Denmark features in US presidential debate

Bernie Sanders uses the Danes as an example for better parental rights

Denmark ended up stealing a little bit of the focus during last night’s US Democratic presidential debate in Las Vegas involving five potential Democrat presidential candidates, including Hillary Clinton and Bernie Sanders.

Bernie Sanders, the senator from Vermont who has captivated a large part of the US with his progressive stance on social equality, universal healthcare, parental leave, gay rights and climate change, named Denmark as a nation that the US could learn from.

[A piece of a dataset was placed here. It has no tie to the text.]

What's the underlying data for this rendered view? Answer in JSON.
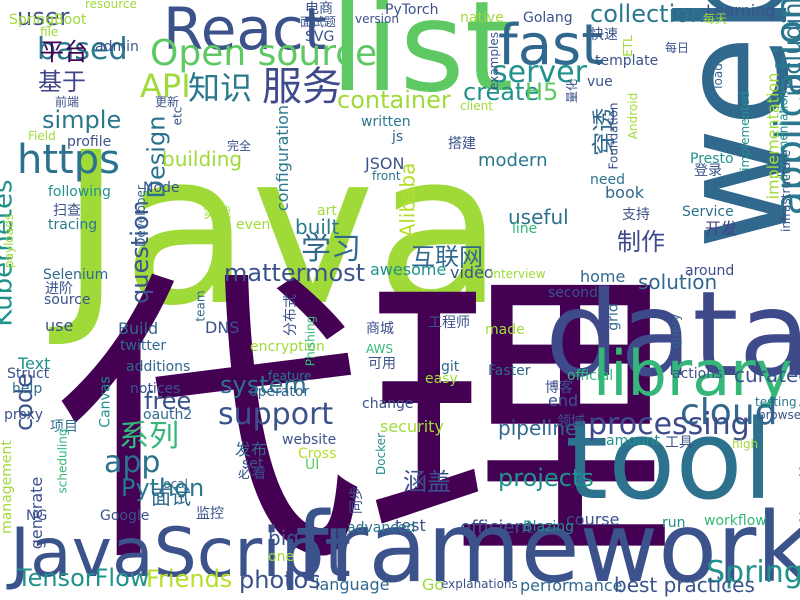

“You see every other major country saying to moms that when you have a baby, we are not going to separate you from your new-born baby because we are going to have medical and family-paid leave, like every other country on Earth,” said Sanders.

“Those are some of the principles that I believe in, and I think we should look to countries like Denmark, like Sweden and Norway, and learn what they’ve accomplished for their working people.”

READ MORE: Rufus Gifford: US can learn from Danish elections

Top 1 percent
Sanders went on to explain it was immoral and wrong that the top one tenth of the wealthiest 1 percent of the US owns almost as much wealth as the bottom 90 percent and that 57 percent of all new income is going to the top 1 percent.

But Sanders’ argument was rebutted by Clinton with a Denmark reference of her own. She contended it was important the US does not turn its back on “the greatest middle class in the history of the world”.

“What Senator Sanders is saying certainly makes sense in terms of the inequality that we have, but we are not Denmark,” Clinton said.

“I love Denmark, but we are the USA and it’s our job to rein in the excesses of capitalism so that it doesn’t run amok and doesn’t cause the kind of inequities that we are seeing in our economic system.”